The Cuba-South Africa partnership also promises collaboration on models of university delivery, teacher training and specialist subjects such as agricultural studies. It will also promote multicultural curricula; Spanish language and Latin American history will be encouraged in South African institutions for example, while Cuban universities will strengthen their African studies departments.

Crack down on foreign white students

Sadly, all is not rosy; officials for the Congress of South African Trade Unions (COSATU) have urged that “more acceptable ratios” be established at university campuses, in order to “ensure that spaces for deserving African students are not filled by foreign white students.”

This announcement – interpreted by some as a push for race-based quota controls on international student intakes – has not unexpectedly received criticism from a number of sides.

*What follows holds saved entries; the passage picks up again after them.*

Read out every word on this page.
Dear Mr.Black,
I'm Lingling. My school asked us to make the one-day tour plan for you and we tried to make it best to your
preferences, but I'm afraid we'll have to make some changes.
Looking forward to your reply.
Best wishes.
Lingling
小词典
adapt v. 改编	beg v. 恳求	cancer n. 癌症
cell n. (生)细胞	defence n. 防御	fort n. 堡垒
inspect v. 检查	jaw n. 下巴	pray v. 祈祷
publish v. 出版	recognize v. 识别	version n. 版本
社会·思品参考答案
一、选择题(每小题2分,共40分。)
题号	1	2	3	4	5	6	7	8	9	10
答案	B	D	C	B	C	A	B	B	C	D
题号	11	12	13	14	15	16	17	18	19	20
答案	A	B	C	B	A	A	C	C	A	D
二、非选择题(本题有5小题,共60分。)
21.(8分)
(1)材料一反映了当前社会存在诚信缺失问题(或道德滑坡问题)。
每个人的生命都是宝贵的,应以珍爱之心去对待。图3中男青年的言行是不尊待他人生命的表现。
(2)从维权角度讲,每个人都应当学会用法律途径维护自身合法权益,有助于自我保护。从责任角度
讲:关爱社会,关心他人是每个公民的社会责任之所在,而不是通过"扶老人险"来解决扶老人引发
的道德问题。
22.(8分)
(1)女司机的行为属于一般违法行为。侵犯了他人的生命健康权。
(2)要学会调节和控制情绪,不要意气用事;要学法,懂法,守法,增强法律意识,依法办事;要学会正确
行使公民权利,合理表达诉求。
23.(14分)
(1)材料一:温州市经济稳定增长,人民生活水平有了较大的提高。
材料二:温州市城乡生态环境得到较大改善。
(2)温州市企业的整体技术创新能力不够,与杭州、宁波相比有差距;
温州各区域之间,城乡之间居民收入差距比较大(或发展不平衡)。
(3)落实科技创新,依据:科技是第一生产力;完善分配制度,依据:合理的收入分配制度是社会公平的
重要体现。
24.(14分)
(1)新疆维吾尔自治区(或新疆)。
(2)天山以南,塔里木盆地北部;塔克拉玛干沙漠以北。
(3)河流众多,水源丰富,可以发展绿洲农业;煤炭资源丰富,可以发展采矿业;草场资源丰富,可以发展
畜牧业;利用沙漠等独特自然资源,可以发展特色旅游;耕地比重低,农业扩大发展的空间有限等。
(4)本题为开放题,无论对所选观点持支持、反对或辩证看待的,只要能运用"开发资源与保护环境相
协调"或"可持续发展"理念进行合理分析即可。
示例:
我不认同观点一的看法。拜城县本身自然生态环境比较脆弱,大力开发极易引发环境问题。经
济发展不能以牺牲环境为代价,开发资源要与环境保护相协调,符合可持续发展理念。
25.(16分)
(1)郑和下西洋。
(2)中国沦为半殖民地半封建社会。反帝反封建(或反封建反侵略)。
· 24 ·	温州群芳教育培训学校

Meanwhile, other bodies are also describing the move as unnecessary, considering the amount of foreign students (of any race) actually attending the nation’s institutions. According to South Africa’s Higher Education Department spokeswoman, Vuyelwa Qinga, the number of foreign students currently studying at SA Universities at the undergraduate level is in fact very small.

“Under the SADC Protocol, the SA government has agreed that 5% of enrolments should be for SADC students,” she explains, referring to students from the community’s 15 member states across Southern Africa, “and [our] universities implement this.”

“Statistics show that 94% of undergraduate enrolments in our universities are South Africans, with 5% from SADC countries and 1% from other African countries. All students from overseas in SA universities are either enroled as occasional students… or are in post graduate programmes,” she added. And according to her department’s statistics for 2010, 38% of these international students were not even attending classes in person, but through Unisa.